At first glance, one may not think that NGOs are big players in the anti-money laundering (AML) space. One may assume that these are affairs best left to various departments, agencies and ministries of government. Yet, non-governmental organizations have truly been at the heart of the fight against financial crime from its very beginnings.
It only makes sense that non-governmental and international organizations were at the forefront of the development of global AML standards, for money laundering and many of the associated predicate offenses take place on an international scale. As a matter of fact, the evolution of AML was driven by the activity of these organizations and there are many notable moments in this evolution throughout recent history. For instance, Article 5 of the 1988 United Nations Convention against Illicit Traffic in Narcotic Drugs and Psychotropic Substances (often referred to as the “Vienna Convention”) brought the transnational movement of funds derived from drug trafficking into the spotlight. The 2000 Convention, also known as the “Palermo Convention” dug into defining money laundering and important legal standards and distinctions. This set the stage for countries all over the world to craft their national legislations to curb illicit money movements. Today, the U.N. Office on Drugs and Crime (UNODC) provides model legislation and countless other resources via their International Money Laundering Information Network (IMoLIN).
Perhaps the most well-known and well-established international organization in the AML space is the Financial Action Task Force (FATF). Currently composed of 37 member nations and 2 regional organizations, FATF is the true standard-setter for international AML. In addition to providing crucial information on money laundering typologies, it also can apply pressure on different countries by calling them out for failing to adopt sufficient measures against crime and money laundering. To facilitate operational efficacy in applying these standards, FATF works with nine FATF-style Regional Bodies (FSRBs) that focus on strengthening AML policies and practices in their respective regions. FATF also coordinates with dozens of observer organizations, such as the World Bank, the IMF and the World Customs Organization.
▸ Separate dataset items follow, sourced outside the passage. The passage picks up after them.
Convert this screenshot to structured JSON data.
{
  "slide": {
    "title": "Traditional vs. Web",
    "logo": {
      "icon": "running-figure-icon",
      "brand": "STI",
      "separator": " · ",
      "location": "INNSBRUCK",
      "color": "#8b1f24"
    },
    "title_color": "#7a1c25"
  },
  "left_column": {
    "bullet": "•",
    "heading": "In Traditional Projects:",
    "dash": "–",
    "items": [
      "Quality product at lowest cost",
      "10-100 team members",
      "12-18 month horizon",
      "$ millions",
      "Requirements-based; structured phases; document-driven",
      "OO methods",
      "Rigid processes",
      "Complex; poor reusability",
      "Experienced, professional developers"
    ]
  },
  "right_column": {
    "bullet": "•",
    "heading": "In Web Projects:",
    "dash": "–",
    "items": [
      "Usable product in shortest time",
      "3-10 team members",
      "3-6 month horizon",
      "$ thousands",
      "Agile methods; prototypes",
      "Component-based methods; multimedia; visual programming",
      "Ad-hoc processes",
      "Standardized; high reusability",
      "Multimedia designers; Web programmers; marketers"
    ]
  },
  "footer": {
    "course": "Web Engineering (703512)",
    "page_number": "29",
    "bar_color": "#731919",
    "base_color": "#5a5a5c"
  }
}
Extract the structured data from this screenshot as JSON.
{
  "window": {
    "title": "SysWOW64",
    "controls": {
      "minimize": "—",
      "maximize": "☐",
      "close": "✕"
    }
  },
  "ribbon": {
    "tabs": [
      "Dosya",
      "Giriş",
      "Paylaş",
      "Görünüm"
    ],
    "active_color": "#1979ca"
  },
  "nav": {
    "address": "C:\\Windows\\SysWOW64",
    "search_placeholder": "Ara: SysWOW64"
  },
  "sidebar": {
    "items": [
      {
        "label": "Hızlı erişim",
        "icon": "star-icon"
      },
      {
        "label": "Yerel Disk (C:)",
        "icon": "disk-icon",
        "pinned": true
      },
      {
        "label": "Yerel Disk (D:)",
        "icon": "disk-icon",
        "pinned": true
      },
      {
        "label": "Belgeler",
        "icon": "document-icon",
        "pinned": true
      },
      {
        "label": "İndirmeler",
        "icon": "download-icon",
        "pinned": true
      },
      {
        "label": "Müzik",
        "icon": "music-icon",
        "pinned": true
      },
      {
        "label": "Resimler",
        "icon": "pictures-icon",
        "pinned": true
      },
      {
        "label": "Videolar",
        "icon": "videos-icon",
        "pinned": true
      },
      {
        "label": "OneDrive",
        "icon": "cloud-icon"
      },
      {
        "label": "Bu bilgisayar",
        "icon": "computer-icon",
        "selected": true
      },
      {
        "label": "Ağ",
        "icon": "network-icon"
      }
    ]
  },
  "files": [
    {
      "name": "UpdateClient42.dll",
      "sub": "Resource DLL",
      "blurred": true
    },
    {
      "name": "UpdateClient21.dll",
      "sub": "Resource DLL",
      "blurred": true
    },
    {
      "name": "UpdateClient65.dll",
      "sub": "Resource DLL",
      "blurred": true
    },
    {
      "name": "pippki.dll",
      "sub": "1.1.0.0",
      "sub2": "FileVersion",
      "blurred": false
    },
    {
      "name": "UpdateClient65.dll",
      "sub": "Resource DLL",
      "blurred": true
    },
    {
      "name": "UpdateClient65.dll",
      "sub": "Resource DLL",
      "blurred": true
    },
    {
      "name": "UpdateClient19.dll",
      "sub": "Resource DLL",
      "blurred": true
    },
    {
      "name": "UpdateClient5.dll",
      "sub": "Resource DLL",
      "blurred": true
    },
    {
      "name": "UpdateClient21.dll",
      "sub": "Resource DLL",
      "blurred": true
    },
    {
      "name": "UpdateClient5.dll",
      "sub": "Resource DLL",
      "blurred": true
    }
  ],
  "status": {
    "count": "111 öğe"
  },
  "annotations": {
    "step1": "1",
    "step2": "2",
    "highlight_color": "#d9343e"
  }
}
Finally, one of the most important weapons in the fight against financial crime is information and data. There are many NGOs that are central on this front. For instance, the International Consortium of International Journalists (ICIJ) made headlines with their diligent scrutiny of the infamous Panama Papers and, more recently, the FinCEN Files, which illuminated key elements and instances of money laundering, tax avoidance and transnational crime. Other notable organizations include the Organized Crime and Corruption Reporting Project (OCCRP), the Tax Justice Network (TJN) and Transparency International (TI) - all of which conduct invaluable research used the world over.
A few weeks ago, we wrote about the importance that the Corruption Perceptions Index ratings from Transparency International has in our work here at Sigma. Working with the information from this constellation of NGOs, we are proud to excel in synthesizing and operationalizing that data to provide valuable insights into the murky world of international financial crime.